Hotel owner Michael Zammit Tabona filed constitutional proceedings against the Superintendent for Public Health, saying that the quarantine requirement for Maltese residents returning from abroad without a booster dose breaches fundamental rights.
The Superintendent and the state were also accused of having created an illusion of a national health crisis and having ‘painted a very negative picture for the public’ and that this picture was not based on facts or science.
The application was filed this morning before the First Hall of the Civil Court in its Constitutional jurisdiction. Zammit Tabona’s lawyers, Eric Micallef Figarro and Keith Borg, explained that the businessman had been administered two doses of the vaccine but has not yet taken the booster shot as he deemed it ‘scientifically useless’ and ‘potentially dangerous.’
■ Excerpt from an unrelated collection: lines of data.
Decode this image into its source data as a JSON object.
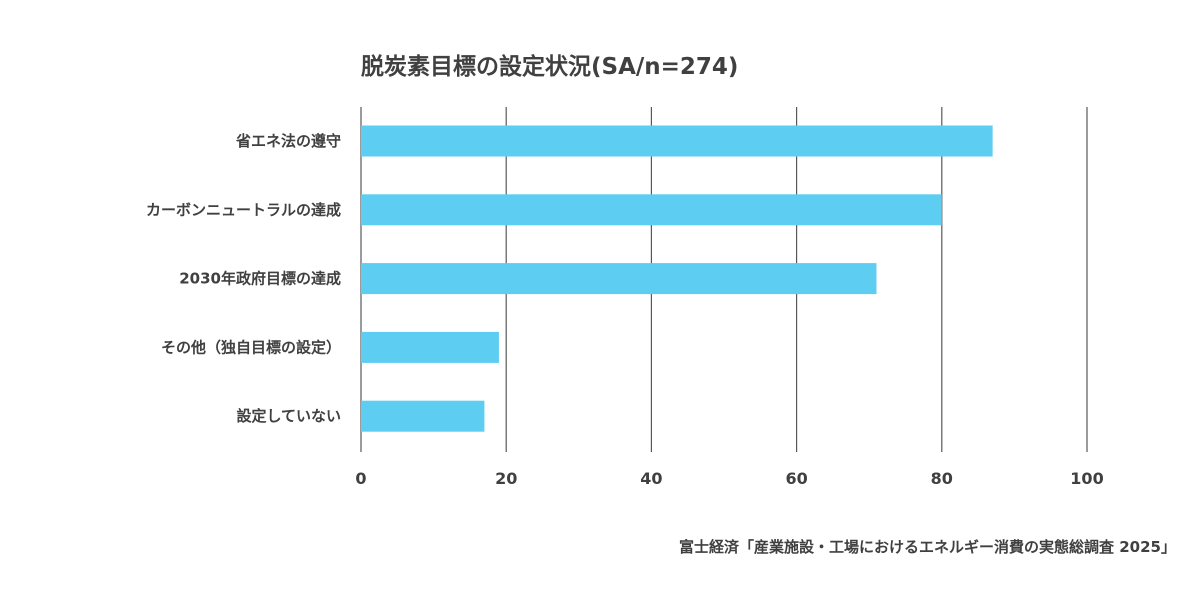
{
  "chart_data": {
    "type": "bar",
    "orientation": "horizontal",
    "title": "脱炭素目標の設定状況(SA/n=274)",
    "categories": [
      "省エネ法の遵守",
      "カーボンニュートラルの達成",
      "2030年政府目標の達成",
      "その他（独自目標の設定）",
      "設定していない"
    ],
    "values": [
      87,
      80,
      71,
      19,
      17
    ],
    "xlim": [
      0,
      100
    ],
    "xticks": [
      0,
      20,
      40,
      60,
      80,
      100
    ],
    "xlabel": "",
    "ylabel": "",
    "grid": "vertical",
    "legend": "none",
    "colors": {
      "bar": "#5ecdf2",
      "grid": "#595959",
      "text": "#404040"
    }
  },
  "source": "富士経済「産業施設・工場におけるエネルギー消費の実態総調査 2025」"
}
In the case he filed against Charmaine Gauci as well as State Advocate Chris Soler, Tabona said that the covid measures around travel were affecting his work which involved lots of overseas travel. The hotelier had allegedly sent a letter to Gauci in January, attaching results of laboratory tests conducted in November, December and January. The tests concluded that he had immunity against the virus and that the booster was thus useless and possibly dangerous.
With no reply received, he sent a reminder on the 9th of February, which also went unanswered. A third letter was sent on March 3rd upon return to Malta, but this was also ignored after he was placed in quarantine. His lawyers argue that the requirement for COVID-19 certification and quarantine restrictions are not based on science and breach fundamental human rights.
Zammit Tabona has called upon the court to declare the legislation and measures it implements as going against fundamental rights and therefore null and void.